How should I weight the four factors (time, money, experience, role)?

There is no universal answer — the right weights depend on your stage and what the startup actually needs to succeed. A bootstrapped, pre-revenue startup often weights time commitment highest. A capital-intensive venture may weight financial investment more. Deep-tech startups frequently over-weight role criticality for the technical co-founder. Discuss and agree the weights together before rating individuals.

What about vesting? Does the calculator handle that?

No — the calculator gives you the target split. Vesting is a separate (but essential) layer on top. Standard practice is a 4-year vesting schedule with a 1-year cliff for all founders, so someone who leaves early doesn't walk away with a large block of unearned equity.

Should we leave room for an employee option pool (ESOP)?

Yes, if you plan to hire early employees or raise external capital. Most priced rounds require a 10–15% ESOP carved out before the investment, which dilutes founders. You can model the founder split here and then reserve a separate ESOP pool at cap-table setup.

How do I account for a co-founder who joined later?

Reduce their time commitment score proportionally to when they joined, and be honest about the risk they avoided by joining after the idea was validated. Some teams also apply a dynamic equity model where the split re-calibrates as contributions change over time.

My co-founder and I disagree on the split — what now?

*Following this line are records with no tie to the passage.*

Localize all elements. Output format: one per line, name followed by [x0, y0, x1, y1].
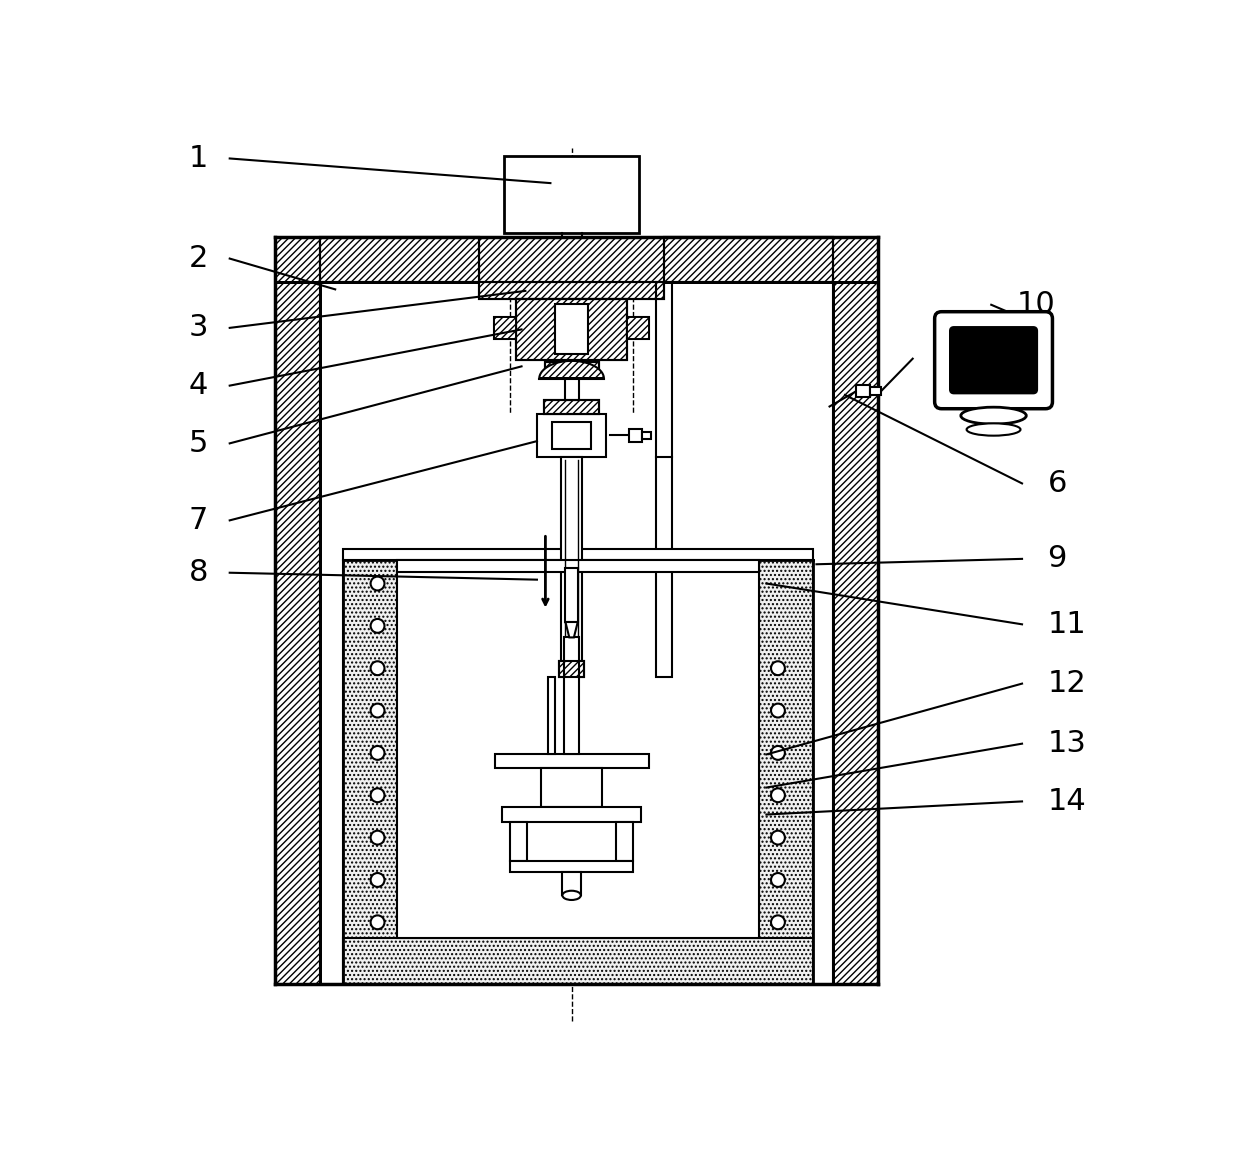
- Bar: [502, 807, 641, 822]
- Bar: [857, 385, 870, 398]
- Text: 13: 13: [1048, 730, 1086, 758]
- Ellipse shape: [961, 407, 1027, 425]
- Bar: [833, 282, 878, 984]
- Bar: [565, 568, 578, 622]
- Bar: [759, 561, 812, 984]
- Bar: [479, 282, 663, 299]
- Ellipse shape: [563, 890, 580, 900]
- Bar: [320, 237, 479, 282]
- Text: 7: 7: [188, 506, 208, 535]
- Circle shape: [771, 746, 785, 760]
- Bar: [495, 317, 516, 339]
- Bar: [559, 660, 584, 678]
- Text: 9: 9: [1048, 544, 1066, 574]
- Bar: [627, 317, 649, 339]
- Circle shape: [771, 704, 785, 718]
- Bar: [641, 432, 651, 439]
- Text: 6: 6: [1048, 469, 1066, 497]
- Bar: [495, 317, 516, 339]
- Circle shape: [371, 619, 384, 632]
- FancyBboxPatch shape: [935, 312, 1053, 408]
- Polygon shape: [565, 622, 578, 637]
- Circle shape: [371, 915, 384, 929]
- Bar: [516, 299, 627, 360]
- Bar: [556, 304, 588, 354]
- Bar: [630, 429, 641, 441]
- Circle shape: [771, 788, 785, 802]
- Bar: [870, 387, 882, 395]
- Bar: [833, 282, 878, 984]
- Bar: [544, 361, 599, 378]
- Text: 3: 3: [188, 313, 208, 343]
- Bar: [548, 678, 554, 754]
- Bar: [343, 561, 397, 984]
- Bar: [343, 937, 812, 984]
- Bar: [541, 768, 603, 807]
- Text: 5: 5: [188, 429, 208, 457]
- Bar: [510, 822, 527, 861]
- Circle shape: [371, 873, 384, 887]
- Circle shape: [371, 830, 384, 845]
- Bar: [663, 237, 833, 282]
- Circle shape: [371, 577, 384, 590]
- Polygon shape: [539, 361, 604, 379]
- Circle shape: [771, 873, 785, 887]
- Bar: [320, 237, 479, 282]
- Text: 12: 12: [1048, 669, 1086, 698]
- Bar: [627, 317, 649, 339]
- Bar: [275, 237, 878, 282]
- Bar: [516, 299, 627, 360]
- Bar: [397, 561, 759, 572]
- Bar: [563, 873, 580, 895]
- Bar: [564, 637, 579, 754]
- Bar: [616, 822, 634, 861]
- Text: 11: 11: [1048, 610, 1086, 639]
- Bar: [479, 282, 663, 299]
- Text: 1: 1: [188, 144, 208, 172]
- FancyBboxPatch shape: [950, 327, 1037, 393]
- Bar: [656, 456, 672, 678]
- Bar: [495, 754, 649, 768]
- Bar: [627, 317, 649, 339]
- Bar: [544, 361, 599, 378]
- Bar: [663, 237, 833, 282]
- Circle shape: [371, 662, 384, 676]
- Circle shape: [371, 746, 384, 760]
- Circle shape: [371, 788, 384, 802]
- Ellipse shape: [967, 423, 1021, 435]
- Bar: [343, 549, 812, 561]
- Circle shape: [771, 830, 785, 845]
- Bar: [275, 282, 320, 984]
- Bar: [559, 660, 584, 678]
- Text: 4: 4: [188, 371, 208, 400]
- Bar: [552, 422, 590, 449]
- Bar: [275, 237, 878, 282]
- Circle shape: [771, 662, 785, 676]
- Text: 8: 8: [188, 558, 208, 588]
- Text: 10: 10: [1017, 290, 1055, 319]
- Bar: [564, 379, 579, 400]
- Text: 2: 2: [188, 244, 208, 273]
- Bar: [510, 861, 634, 873]
- Text: 14: 14: [1048, 787, 1086, 816]
- Bar: [544, 400, 599, 414]
- Bar: [397, 561, 759, 937]
- Bar: [275, 282, 320, 984]
- Bar: [544, 400, 599, 414]
- Bar: [560, 456, 583, 672]
- Circle shape: [771, 915, 785, 929]
- Bar: [537, 414, 606, 456]
- Bar: [505, 156, 639, 233]
- Bar: [495, 317, 516, 339]
- Circle shape: [371, 704, 384, 718]
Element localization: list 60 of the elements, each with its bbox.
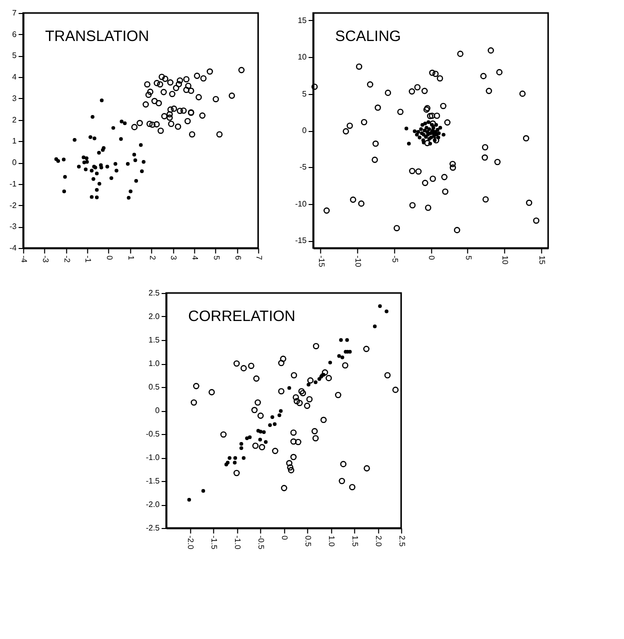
x-tick-label: -2.0 <box>186 536 196 550</box>
y-tick-label: 1.0 <box>148 359 160 368</box>
y-tick-label: 2.0 <box>148 312 160 321</box>
y-tick-label: -1.5 <box>146 476 160 486</box>
x-tick-label: -1.0 <box>233 536 242 550</box>
y-tick-label: -2.5 <box>146 524 160 532</box>
y-tick-label: -5 <box>300 162 308 172</box>
x-tick-label: 0 <box>427 256 436 260</box>
text: TRANSLATION <box>45 28 150 45</box>
text: SCALING <box>335 28 401 45</box>
y-tick-label: -1 <box>10 179 18 188</box>
y-tick-label: 7 <box>12 8 18 18</box>
y-tick-label: 15 <box>298 16 308 25</box>
y-tick-label: 6 <box>12 30 18 39</box>
x-tick-label: 1 <box>126 256 136 260</box>
x-tick-label: 2.5 <box>398 536 407 548</box>
y-tick-label: -2.0 <box>146 500 160 509</box>
y-tick-label: 2 <box>12 115 18 124</box>
x-tick-label: -15 <box>316 256 326 268</box>
y-tick-label: 10 <box>298 52 308 62</box>
x-tick-label: 1.5 <box>350 536 360 548</box>
x-tick-label: -10 <box>354 256 363 268</box>
y-tick-label: -2 <box>10 200 18 210</box>
text: CORRELATION <box>188 308 296 325</box>
x-tick-label: 2.0 <box>374 536 384 548</box>
y-tick-label: -10 <box>295 199 308 208</box>
x-tick-label: -5 <box>390 256 400 264</box>
x-tick-label: 5 <box>212 256 221 260</box>
x-tick-label: 10 <box>500 256 510 265</box>
y-tick-label: -15 <box>295 236 308 246</box>
y-tick-label: 4 <box>12 72 18 82</box>
y-tick-label: -0.5 <box>146 430 160 438</box>
x-tick-label: -1 <box>84 256 93 264</box>
x-tick-label: 0 <box>280 536 290 540</box>
y-tick-label: 2.5 <box>148 288 160 298</box>
x-tick-label: -3 <box>40 256 50 264</box>
y-tick-label: 5 <box>12 51 18 60</box>
y-tick-label: 0.5 <box>148 382 160 392</box>
x-tick-label: 7 <box>254 256 264 260</box>
x-tick-label: -4 <box>20 256 29 264</box>
x-tick-label: 15 <box>537 256 546 265</box>
y-tick-label: -3 <box>10 222 18 232</box>
y-tick-label: 1.5 <box>148 336 160 344</box>
y-tick-label: 1 <box>12 136 18 146</box>
x-tick-label: -1.5 <box>210 536 219 550</box>
x-tick-label: 6 <box>233 256 242 260</box>
y-tick-label: -4 <box>10 244 18 252</box>
x-tick-label: -0.5 <box>256 536 266 550</box>
y-tick-label: 0 <box>302 126 308 135</box>
x-tick-label: 3 <box>169 256 178 260</box>
y-tick-label: 0 <box>12 158 18 168</box>
x-tick-label: 0 <box>105 256 114 260</box>
x-tick-label: 1.0 <box>327 536 336 548</box>
y-tick-label: 0 <box>155 406 160 415</box>
x-tick-label: 5 <box>464 256 473 260</box>
x-tick-label: 4 <box>190 256 200 260</box>
y-tick-label: 3 <box>12 94 18 103</box>
x-tick-label: -2 <box>62 256 72 264</box>
y-tick-label: -1.0 <box>146 453 160 462</box>
y-tick-label: 5 <box>302 89 308 98</box>
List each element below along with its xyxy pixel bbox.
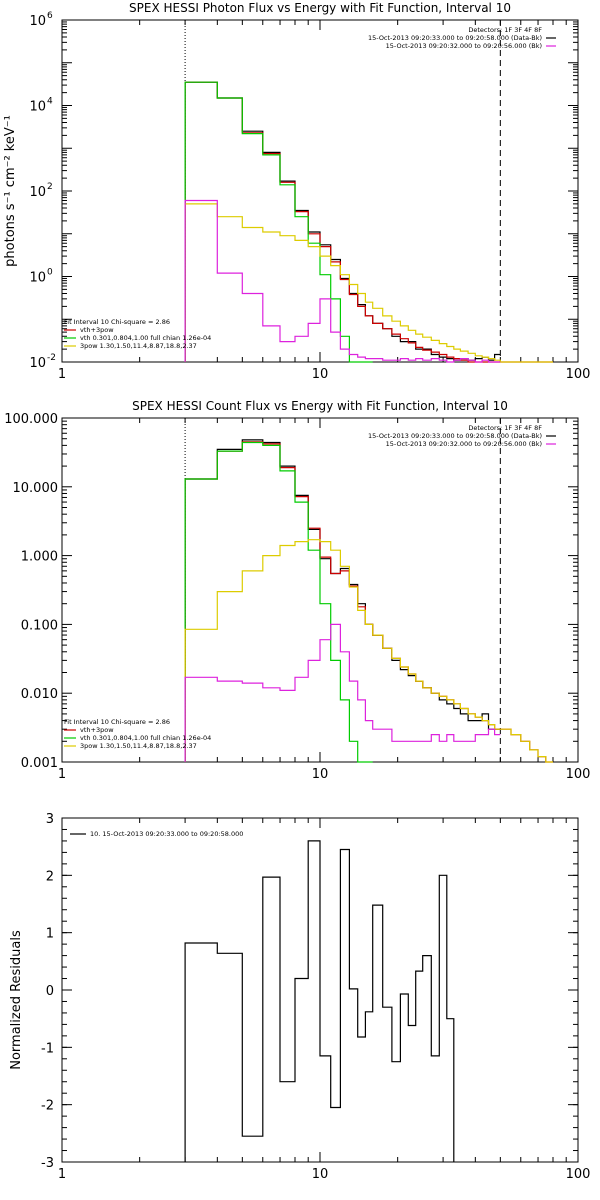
y-tick-label: 10 <box>29 271 46 286</box>
y-tick-label: 2 <box>46 869 54 884</box>
series-data-bk <box>184 439 501 762</box>
legend-entry: vth 0.301,0.804,1.00 full chian 1.26e-04 <box>80 734 211 742</box>
series-series <box>184 840 455 1162</box>
x-tick-label: 1 <box>58 767 66 782</box>
x-tick-label: 10 <box>312 1167 329 1182</box>
x-tick-label: 100 <box>566 1167 591 1182</box>
legend-entry: 15-Oct-2013 09:20:33.000 to 09:20:58.000… <box>368 432 542 440</box>
series-3pow <box>184 203 553 363</box>
y-tick-label: 10 <box>29 185 46 200</box>
y-tick-label: -1 <box>41 1041 54 1056</box>
panel-title: SPEX HESSI Photon Flux vs Energy with Fi… <box>129 1 511 15</box>
residuals-panel: Normalized Residuals 1 10 100 -3 -2 -1 0 1 2 3 10.… <box>9 812 590 1182</box>
legend-entry: 10. 15-Oct-2013 09:20:33.000 to 09:20:58… <box>90 830 243 838</box>
y-tick-label: 10 <box>29 356 46 371</box>
legend-entry: Fit Interval 10 Chi-square = 2.86 <box>64 718 170 726</box>
y-tick-label: -3 <box>41 1156 54 1171</box>
x-tick-label: 100 <box>566 367 591 382</box>
y-axis-label: Normalized Residuals <box>9 930 24 1070</box>
x-tick-label: 10 <box>312 767 329 782</box>
legend-entry: Detectors: 1F 3F 4F 8F <box>468 424 542 432</box>
y-tick-exponent: 4 <box>47 97 53 107</box>
legend-entry: 15-Oct-2013 09:20:32.000 to 09:20:56.000… <box>386 42 542 50</box>
y-tick-exponent: 6 <box>47 11 53 21</box>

Disagreement at this stage is valuable — it surfaces misaligned expectations before they become real problems. Go through the four factors separately, each rate all founders independently, then compare. Large gaps usually point to an unspoken assumption about roles or commitment that needs to be discussed. If you're stuck, Build Up Labs offers mentor sessions to facilitate this conversation.

Is my data saved?

Yes, locally. Your factor weights and founder inputs are stored in your browser via localStorage so the values persist if you close the tab. Nothing is sent to our servers. Use the Reset to defaults button to clear your session.